Monday, March 1, 2021

A Region Not Home: Reflections from Exile

A Region Not Home: Reflections from Exile

James Alan McPherson (2000, Touchstone)

       The essays of James Alan McPherson (1943-2016) that are collected here were written near the end of his distinguished career as a fiction writer, essayist, and teacher. They offer glimpses of his life as a student, a father, and an observer of American culture and history. His range is impressive, not to say intimidating: he's also capable of reckoning with what ancient Rome, Shakespeare, and modern Japan might have to say to us.

      The exile of the subtitle refers to the fact that, beginning in 1981, he made his home in Iowa City, where he taught at the Iowa Writers' Workshop; that's a long way from his childhood: "I lived in a lower-class black community in Savannah, Georgia, attended segregated public schools, and knew no white people socially. I can't remember thinking of this last fact as a disadvantage, but I do know that early on I was being conditioned to believe that I was not supposed to know any white people on social terms." As fate would have it, he became a reader, and then a student at Morris Brown College in Atlanta. At Harvard Law School, he studied fiction writing on the side, and followed up with an MFA from the Iowa workshop, having already been published by the Atlantic Monthly.

      Iowa may be one of the whitest places there is; what McPherson liked about it was that it was self-consciously a place with customs and rituals, a sense of the Done Thing. He went so far as to pose as a sports fan, in concert with the prevailing ethos. "...I was sure to find all the butchers watching a game on television. They had already assumed that I was an athlete because all the black males they noticed were athletes. I did not disappoint them." But of course, there's much more going on with him than that. It's just that you can't get close enough to people to figure out their real stories without making some gesture of community.

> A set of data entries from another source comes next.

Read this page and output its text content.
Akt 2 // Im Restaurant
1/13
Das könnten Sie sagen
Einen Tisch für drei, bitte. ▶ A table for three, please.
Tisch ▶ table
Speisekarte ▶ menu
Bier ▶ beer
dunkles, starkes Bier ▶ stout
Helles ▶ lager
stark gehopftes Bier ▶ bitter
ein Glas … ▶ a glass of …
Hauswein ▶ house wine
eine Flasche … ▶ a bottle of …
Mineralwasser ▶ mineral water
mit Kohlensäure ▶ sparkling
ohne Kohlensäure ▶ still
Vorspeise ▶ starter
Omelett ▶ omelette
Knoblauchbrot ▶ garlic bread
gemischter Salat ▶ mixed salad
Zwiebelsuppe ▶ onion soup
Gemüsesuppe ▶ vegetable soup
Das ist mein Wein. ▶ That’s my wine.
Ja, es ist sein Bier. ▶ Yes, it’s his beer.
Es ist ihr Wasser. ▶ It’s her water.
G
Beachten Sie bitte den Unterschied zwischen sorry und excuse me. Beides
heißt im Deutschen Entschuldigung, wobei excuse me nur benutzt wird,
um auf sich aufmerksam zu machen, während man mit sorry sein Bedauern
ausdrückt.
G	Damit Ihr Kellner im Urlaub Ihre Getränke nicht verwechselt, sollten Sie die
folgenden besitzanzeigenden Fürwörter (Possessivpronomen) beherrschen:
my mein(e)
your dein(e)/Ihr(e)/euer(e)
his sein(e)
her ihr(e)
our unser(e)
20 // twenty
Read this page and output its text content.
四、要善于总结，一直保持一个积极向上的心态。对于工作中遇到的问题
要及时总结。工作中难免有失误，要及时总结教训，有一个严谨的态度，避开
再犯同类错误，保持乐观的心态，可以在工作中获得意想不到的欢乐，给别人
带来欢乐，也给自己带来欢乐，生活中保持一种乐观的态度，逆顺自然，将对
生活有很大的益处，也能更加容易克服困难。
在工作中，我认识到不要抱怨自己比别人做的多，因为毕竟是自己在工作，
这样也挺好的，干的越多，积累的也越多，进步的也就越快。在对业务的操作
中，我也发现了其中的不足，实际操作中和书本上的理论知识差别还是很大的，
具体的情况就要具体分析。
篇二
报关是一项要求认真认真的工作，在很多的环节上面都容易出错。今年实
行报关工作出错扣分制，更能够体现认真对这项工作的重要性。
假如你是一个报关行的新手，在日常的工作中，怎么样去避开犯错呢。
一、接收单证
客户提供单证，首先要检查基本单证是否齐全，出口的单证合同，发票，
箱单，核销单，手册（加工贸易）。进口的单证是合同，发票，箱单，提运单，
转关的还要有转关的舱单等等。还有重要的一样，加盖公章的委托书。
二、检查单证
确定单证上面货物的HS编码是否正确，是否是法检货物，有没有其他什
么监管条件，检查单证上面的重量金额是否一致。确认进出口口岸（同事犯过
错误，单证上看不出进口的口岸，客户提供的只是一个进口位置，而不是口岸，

       McPherson's own community included Ralph Ellison, whom he appreciates here both as a hero and as a friend, in an essay responding to the publication of Ellison's Juneteenth. Ellison, McPherson says, brought to the modernist project a blues sensibility, capable of mingling the inescapable strife of daily life with a streak of humor, and of personal style. After all, among the ancient Greeks, "life was tragic, full of agon. But to them it was also comic. And the two dramatic categories were linked."

       They're linked in Huckleberry Finn, certainly. In an essay occasioned by the restoration of some passages of the book that had been cut, McPherson observes that Mark Twain "was writing about the possibility of friendships across racial lines, at a time when such emotional connections were considered radical. He was writing about the struggles of the human heart confined to the structure of white supremacy...yet Twain, like Stephen Crane after him, still wrestled with the possibilities of heroic action within the confines of a corrupt uncaring culture."

       Such matters are in McPherson's purview as well, particularly when he reads Othello in the shadow of the murders of Nicole Brown Simpson and Ronald Goldman, which were recent history at the time. The outlines of our life today were clear to him already: "Prosperity has been polarized, with great wealth concentrated in fewer and fewer hands. The institution of the nation-state is rapidly being replaced by global corporate ties under invisible managements. The middle class is frightened. The poor no longer exist as human beings. Europe is becoming one federated nation, while the demographics of the United States are changing relentlessly. Information is everywhere, but there is less and less of it with any substance."

      That's the world we still live in, and we can't say nobody saw it coming.